Randall didn't answer. He hadn't even heard. He was staring with horrified fascination at the hands of the monster at the keyboard. Hands which each had four tapering fingers and a thumb, instead of two opposing claws; hands the delicate hue of old ivory, instead of the brownish black of the other Kralons' chitinous limbs!

"What is your name, and your Time Era?"

"Randall," he answered, his voice thin and colorless in the huge room. "Willard Randall. And I'm from the twenty-first Century, A.D."

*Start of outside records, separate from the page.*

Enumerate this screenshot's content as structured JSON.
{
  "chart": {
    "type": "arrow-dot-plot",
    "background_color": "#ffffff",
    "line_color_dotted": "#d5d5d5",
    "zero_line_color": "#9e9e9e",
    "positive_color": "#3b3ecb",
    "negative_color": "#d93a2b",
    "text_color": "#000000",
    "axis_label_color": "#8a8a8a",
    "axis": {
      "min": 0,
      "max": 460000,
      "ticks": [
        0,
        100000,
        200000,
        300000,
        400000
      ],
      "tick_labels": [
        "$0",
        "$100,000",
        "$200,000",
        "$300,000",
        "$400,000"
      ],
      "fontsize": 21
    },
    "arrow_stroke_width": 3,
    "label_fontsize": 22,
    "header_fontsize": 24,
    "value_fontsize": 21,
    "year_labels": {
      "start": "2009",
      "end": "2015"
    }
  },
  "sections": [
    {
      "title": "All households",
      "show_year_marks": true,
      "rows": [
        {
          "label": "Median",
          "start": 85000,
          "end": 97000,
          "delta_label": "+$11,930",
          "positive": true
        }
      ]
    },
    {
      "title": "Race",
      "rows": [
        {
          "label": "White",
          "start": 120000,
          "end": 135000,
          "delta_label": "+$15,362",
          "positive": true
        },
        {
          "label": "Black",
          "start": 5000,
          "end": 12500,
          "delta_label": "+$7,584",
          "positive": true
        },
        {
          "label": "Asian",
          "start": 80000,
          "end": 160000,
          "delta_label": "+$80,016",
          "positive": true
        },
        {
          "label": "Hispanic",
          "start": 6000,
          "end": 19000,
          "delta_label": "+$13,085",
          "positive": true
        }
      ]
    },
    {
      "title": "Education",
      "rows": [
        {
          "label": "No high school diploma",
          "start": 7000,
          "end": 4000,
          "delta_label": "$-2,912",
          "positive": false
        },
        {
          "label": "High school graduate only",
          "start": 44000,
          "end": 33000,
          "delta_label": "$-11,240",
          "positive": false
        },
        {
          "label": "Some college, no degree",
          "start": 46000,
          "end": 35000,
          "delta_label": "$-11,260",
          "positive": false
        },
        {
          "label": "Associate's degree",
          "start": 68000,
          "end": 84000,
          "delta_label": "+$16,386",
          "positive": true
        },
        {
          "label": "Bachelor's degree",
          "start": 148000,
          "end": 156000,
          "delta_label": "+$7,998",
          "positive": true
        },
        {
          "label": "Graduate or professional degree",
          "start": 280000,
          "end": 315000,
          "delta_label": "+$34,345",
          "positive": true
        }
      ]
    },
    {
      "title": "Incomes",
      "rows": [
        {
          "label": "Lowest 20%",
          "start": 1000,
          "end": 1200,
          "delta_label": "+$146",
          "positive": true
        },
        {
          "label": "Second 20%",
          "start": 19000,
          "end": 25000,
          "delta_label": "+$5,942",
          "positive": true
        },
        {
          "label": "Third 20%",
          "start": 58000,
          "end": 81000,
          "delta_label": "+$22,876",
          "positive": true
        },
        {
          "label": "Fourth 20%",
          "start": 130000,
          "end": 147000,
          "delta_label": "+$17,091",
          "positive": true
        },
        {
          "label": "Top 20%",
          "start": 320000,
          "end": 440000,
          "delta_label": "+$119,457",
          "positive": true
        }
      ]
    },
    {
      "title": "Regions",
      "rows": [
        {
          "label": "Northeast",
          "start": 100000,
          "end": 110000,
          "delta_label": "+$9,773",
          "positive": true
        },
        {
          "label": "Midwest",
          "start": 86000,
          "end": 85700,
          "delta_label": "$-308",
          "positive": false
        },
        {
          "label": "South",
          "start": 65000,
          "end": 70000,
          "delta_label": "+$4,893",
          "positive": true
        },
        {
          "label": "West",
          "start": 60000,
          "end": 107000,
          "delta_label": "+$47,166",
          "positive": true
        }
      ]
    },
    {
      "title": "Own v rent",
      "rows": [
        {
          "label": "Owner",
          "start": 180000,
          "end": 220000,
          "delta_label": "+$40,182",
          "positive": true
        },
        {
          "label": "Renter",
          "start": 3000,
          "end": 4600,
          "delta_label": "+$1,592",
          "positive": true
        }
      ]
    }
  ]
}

The mandibles of the huge creatures clacked spasmodically for a moment, then the Kralon at the instrument, which Randall had recognized as a sort of Voder, ran those weird, incongruous fingers over the keyboard, and the instrument spoke again.

"We're sorry," it said. "We had hoped to draw from the more distant future, when more intelligence could be expected."

"Sorry," said Randall in his flat voice. "Awfully sorry to disappoint you."

The creature at the instrument looked at him, and Randall wondered whimsically whether it had recognized the sarcasm.

Then the voice continued, "However, there is the satis—satis—" Even this fantastic Voder could not cope with the hissing sibilance of an "F," so the creature finally substituted: "consolation that our Time Net is working so well. In the end, the law of averages will bring us what we want."

"May I ask," Randall said, "just what it is you want from us? Why you were seining the stream of Time, dragging us back into your own age?"